As climate change progresses, research has increasingly pointed to the many health threats it poses. According to a 2022 study, more than half of known human pathogenic diseases can be aggravated by the crisis, including dengue and malaria. As Inside Climate News recently reported:
Climate change already kills Americans every year through rising heat, floods, runaway wildfires, exacerbated air pollution and other impacts. It’s also linked to increased spread of infectious disease, rising risks of chronic illness and heightened pandemic risk. The World Health Organization estimated in 2023 that climate effects will cause an extra 250,000 deaths a year globally between 2030 and 2050.
Such worrisome findings have prompted an increasing number of health researchers to focus on the issue. In its 2024 annual report, the Climate Change and Health Initiative put it this way: “As climate-change related disasters and exposures become more frequent and detrimental to human health, NIH must continue to undertake the research needed to understand and address the health impacts of our changing climate—especially for vulnerable populations in the US and globally.”

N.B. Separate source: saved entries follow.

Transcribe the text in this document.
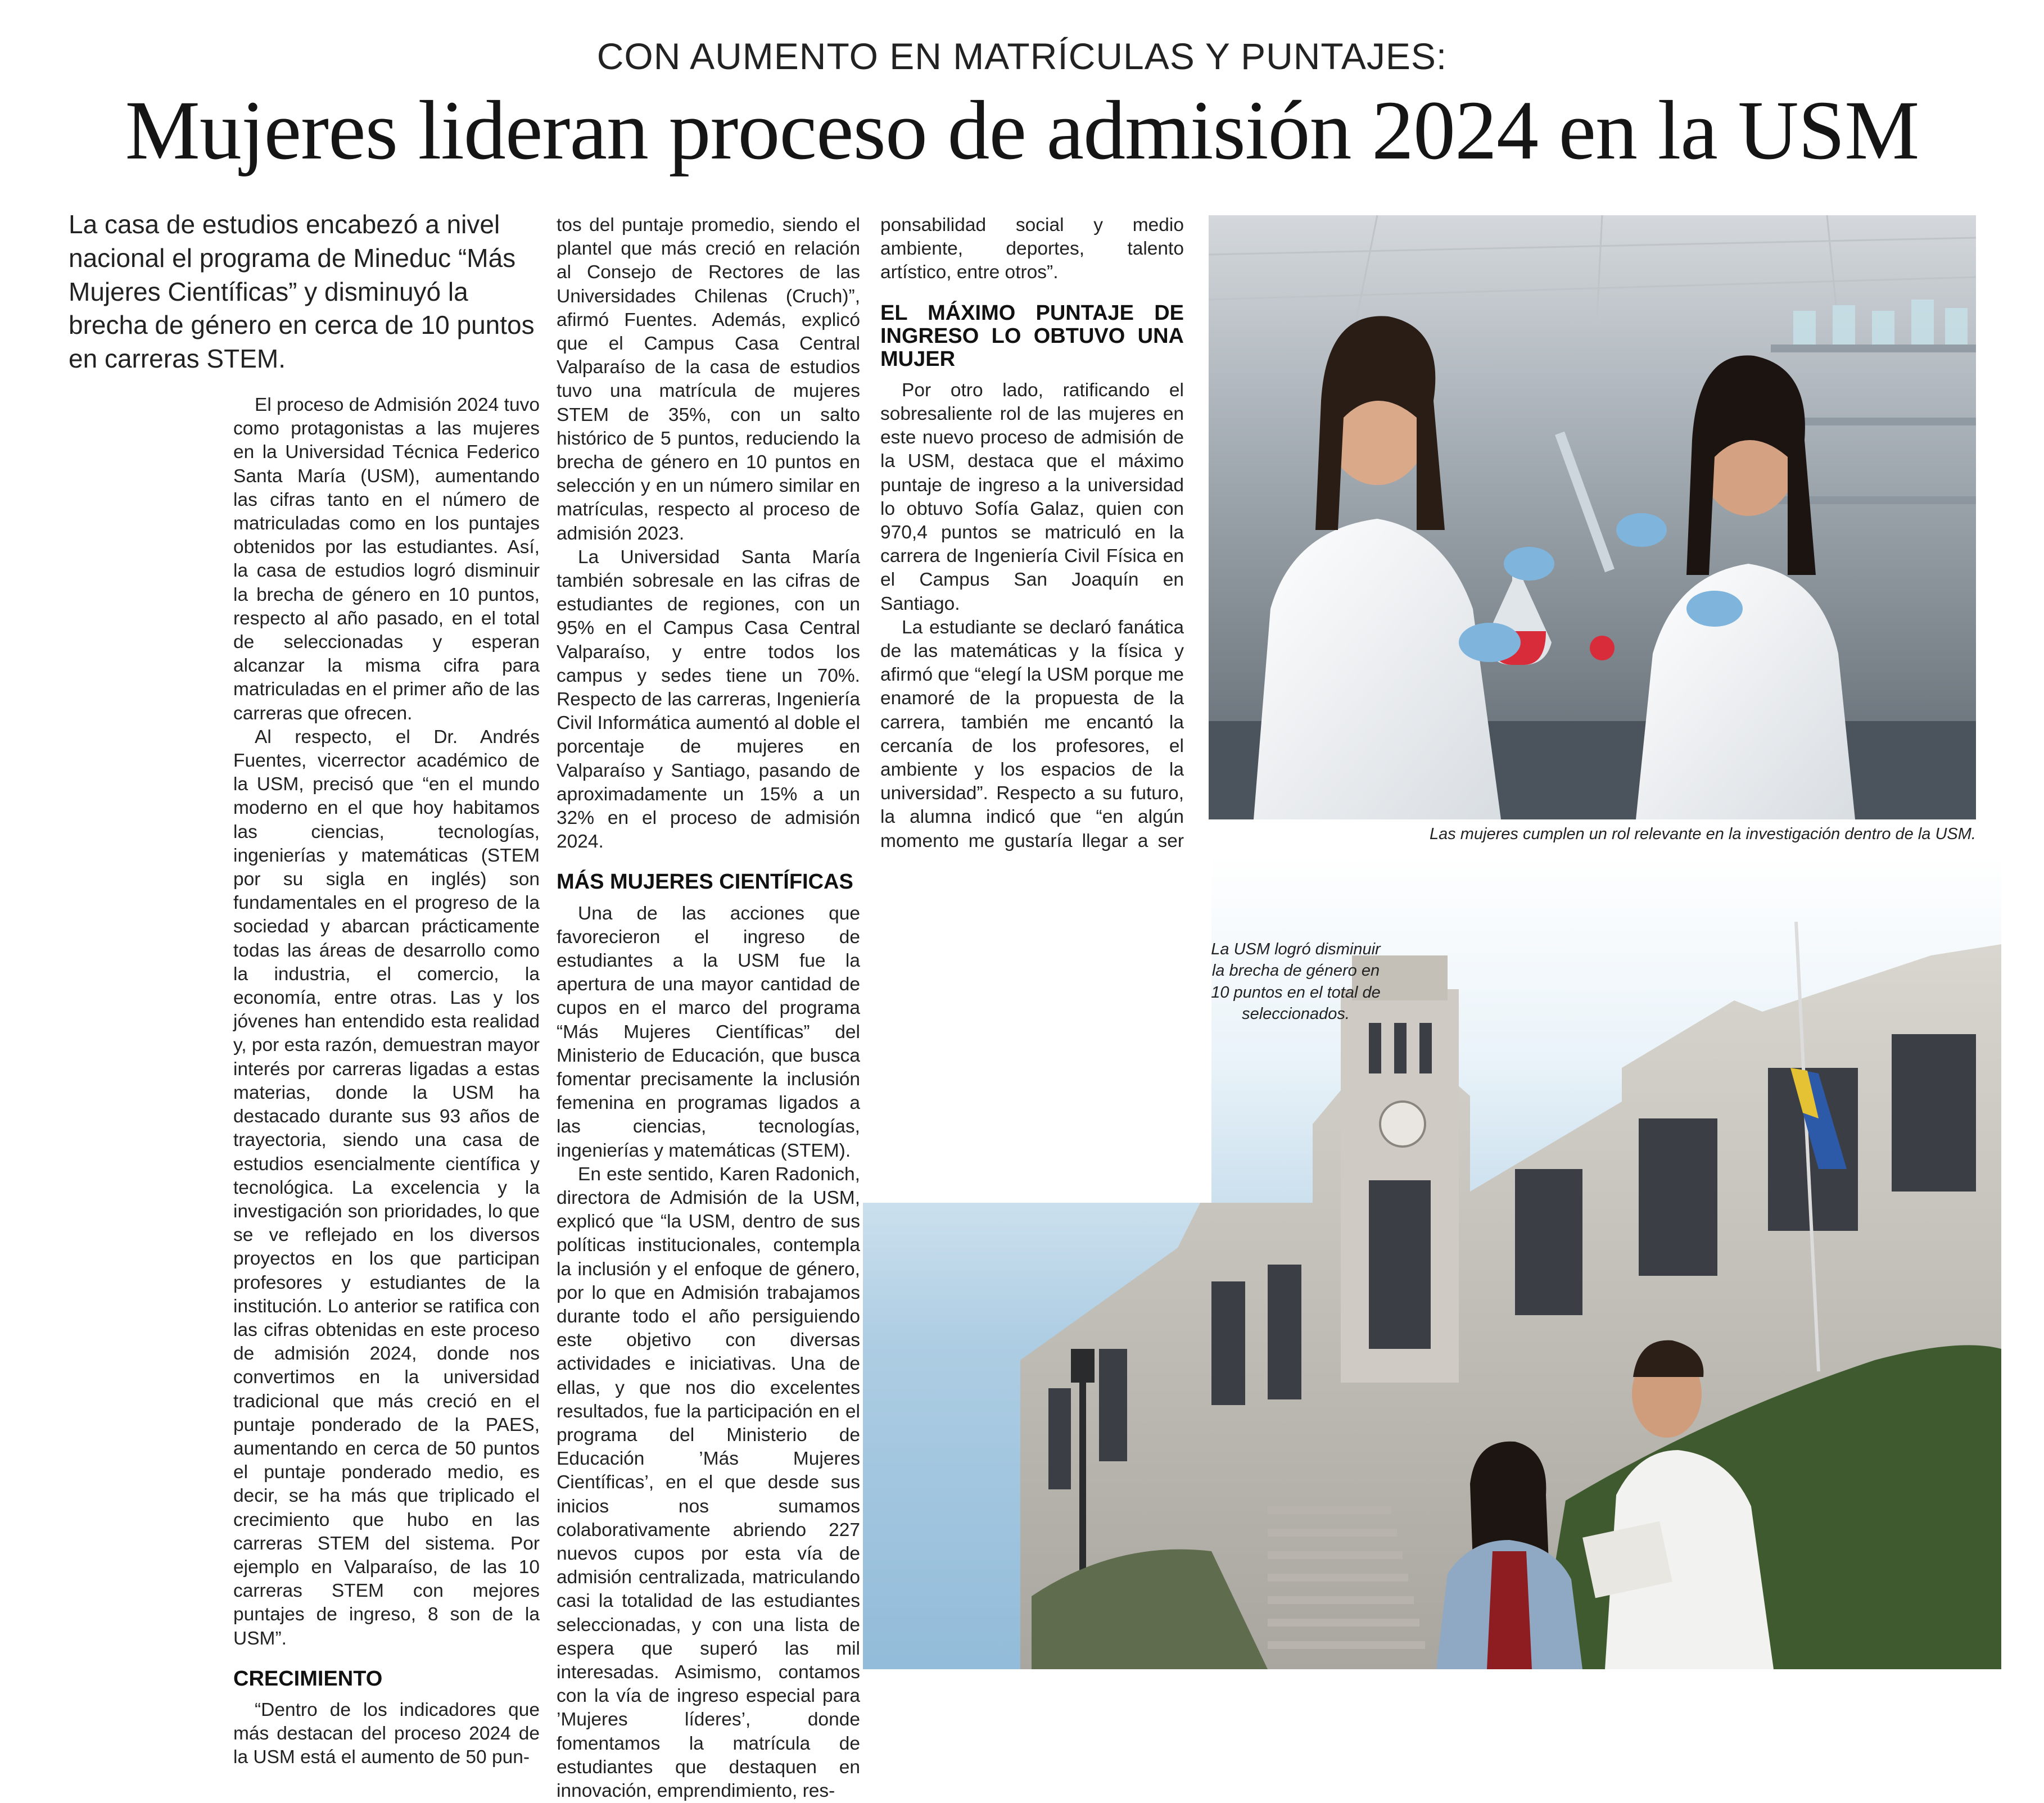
CON AUMENTO EN MATRÍCULAS Y PUNTAJES:
Mujeres lideran proceso de admisión 2024 en la USM

La casa de estudios encabezó a nivel nacional el programa de Mineduc “Más Mujeres Científicas” y disminuyó la brecha de género en cerca de 10 puntos en carreras STEM.

El proceso de Admisión 2024 tuvo como protagonistas a las mujeres en la Universidad Técnica Federico Santa María (USM), aumentando las cifras tanto en el número de matriculadas como en los puntajes obtenidos por las estudiantes. Así, la casa de estudios logró disminuir la brecha de género en 10 puntos, respecto al año pasado, en el total de seleccionadas y esperan alcanzar la misma cifra para matriculadas en el primer año de las carreras que ofrecen.

Al respecto, el Dr. Andrés Fuentes, vicerrector académico de la USM, precisó que “en el mundo moderno en el que hoy habitamos las ciencias, tecnologías, ingenierías y matemáticas (STEM por su sigla en inglés) son fundamentales en el progreso de la sociedad y abarcan prácticamente todas las áreas de desarrollo como la industria, el comercio, la economía, entre otras. Las y los jóvenes han entendido esta realidad y, por esta razón, demuestran mayor interés por carreras ligadas a estas materias, donde la USM ha destacado durante sus 93 años de trayectoria, siendo una casa de estudios esencialmente científica y tecnológica. La excelencia y la investigación son prioridades, lo que se ve reflejado en los diversos proyectos en los que participan profesores y estudiantes de la institución. Lo anterior se ratifica con las cifras obtenidas en este proceso de admisión 2024, donde nos convertimos en la universidad tradicional que más creció en el puntaje ponderado de la PAES, aumentando en cerca de 50 puntos el puntaje ponderado medio, es decir, se ha más que triplicado el crecimiento que hubo en las carreras STEM del sistema. Por ejemplo en Valparaíso, de las 10 carreras STEM con mejores puntajes de ingreso, 8 son de la USM”.

CRECIMIENTO

“Dentro de los indicadores que más destacan del proceso 2024 de la USM está el aumento de 50 pun-

tos del puntaje promedio, siendo el plantel que más creció en relación al Consejo de Rectores de las Universidades Chilenas (Cruch)”, afirmó Fuentes. Además, explicó que el Campus Casa Central Valparaíso de la casa de estudios tuvo una matrícula de mujeres STEM de 35%, con un salto histórico de 5 puntos, reduciendo la brecha de género en 10 puntos en selección y en un número similar en matrículas, respecto al proceso de admisión 2023.

La Universidad Santa María también sobresale en las cifras de estudiantes de regiones, con un 95% en el Campus Casa Central Valparaíso, y entre todos los campus y sedes tiene un 70%. Respecto de las carreras, Ingeniería Civil Informática aumentó al doble el porcentaje de mujeres en Valparaíso y Santiago, pasando de aproximadamente un 15% a un 32% en el proceso de admisión 2024.

MÁS MUJERES CIENTÍFICAS

Una de las acciones que favorecieron el ingreso de estudiantes a la USM fue la apertura de una mayor cantidad de cupos en el marco del programa “Más Mujeres Científicas” del Ministerio de Educación, que busca fomentar precisamente la inclusión femenina en programas ligados a las ciencias, tecnologías, ingenierías y matemáticas (STEM).

En este sentido, Karen Radonich, directora de Admisión de la USM, explicó que “la USM, dentro de sus políticas institucionales, contempla la inclusión y el enfoque de género, por lo que en Admisión trabajamos durante todo el año persiguiendo este objetivo con diversas actividades e iniciativas. Una de ellas, y que nos dio excelentes resultados, fue la participación en el programa del Ministerio de Educación ’Más Mujeres Científicas’, en el que desde sus inicios nos sumamos colaborativamente abriendo 227 nuevos cupos por esta vía de admisión centralizada, matriculando casi la totalidad de las estudiantes seleccionadas, y con una lista de espera que superó las mil interesadas. Asimismo, contamos con la vía de ingreso especial para ’Mujeres líderes’, donde fomentamos la matrícula de estudiantes que destaquen en innovación, emprendimiento, res-

ponsabilidad social y medio ambiente, deportes, talento artístico, entre otros”.

EL MÁXIMO PUNTAJE DE INGRESO LO OBTUVO UNA MUJER

Por otro lado, ratificando el sobresaliente rol de las mujeres en este nuevo proceso de admisión de la USM, destaca que el máximo puntaje de ingreso a la universidad lo obtuvo Sofía Galaz, quien con 970,4 puntos se matriculó en la carrera de Ingeniería Civil Física en el Campus San Joaquín en Santiago.

La estudiante se declaró fanática de las matemáticas y la física y afirmó que “elegí la USM porque me enamoré de la propuesta de la carrera, también me encantó la cercanía de los profesores, el ambiente y los espacios de la universidad”. Respecto a su futuro, la alumna indicó que “en algún momento me gustaría llegar a ser	Las mujeres cumplen un rol relevante en la investigación dentro de la USM.
La USM logró disminuir la brecha de género en 10 puntos en el total de seleccionados.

In the past weeks, Elon Musk’s crusade to dismantle large chunks of the federal government has targeted climate-change-related programs. The HHS decision to stop funding the NIH programs appear to be in sync with that, and it certainly jibes with Trump’s long-running and baseless denial of the climate crisis. (He has called it a hoax originating in China.) HHS did not respond for a request for comment.
Kennedy pointed out that on the topic of climate change, he and Trump “agree to disagree.”
During one of his confirmation hearings for the HHS position last month, Kennedy pointed out that on the topic of climate change, he and Trump “agree to disagree.” He stated, “I believe climate change is existential. My job is to make Americans healthy again.”
But these are not separate matters. According to the scientific and public health communities, there is a strong connection between these two issues that Kennedy has professed to care about. Yet in his initial hours as HHS secretary, he moved to kill NIH programs that strive to protect the health of Americans from the various threats of a warming globe. In doing so, this former “hero of the planet” failed to live up to both his past passion and his much-ballyhooed mission of the moment.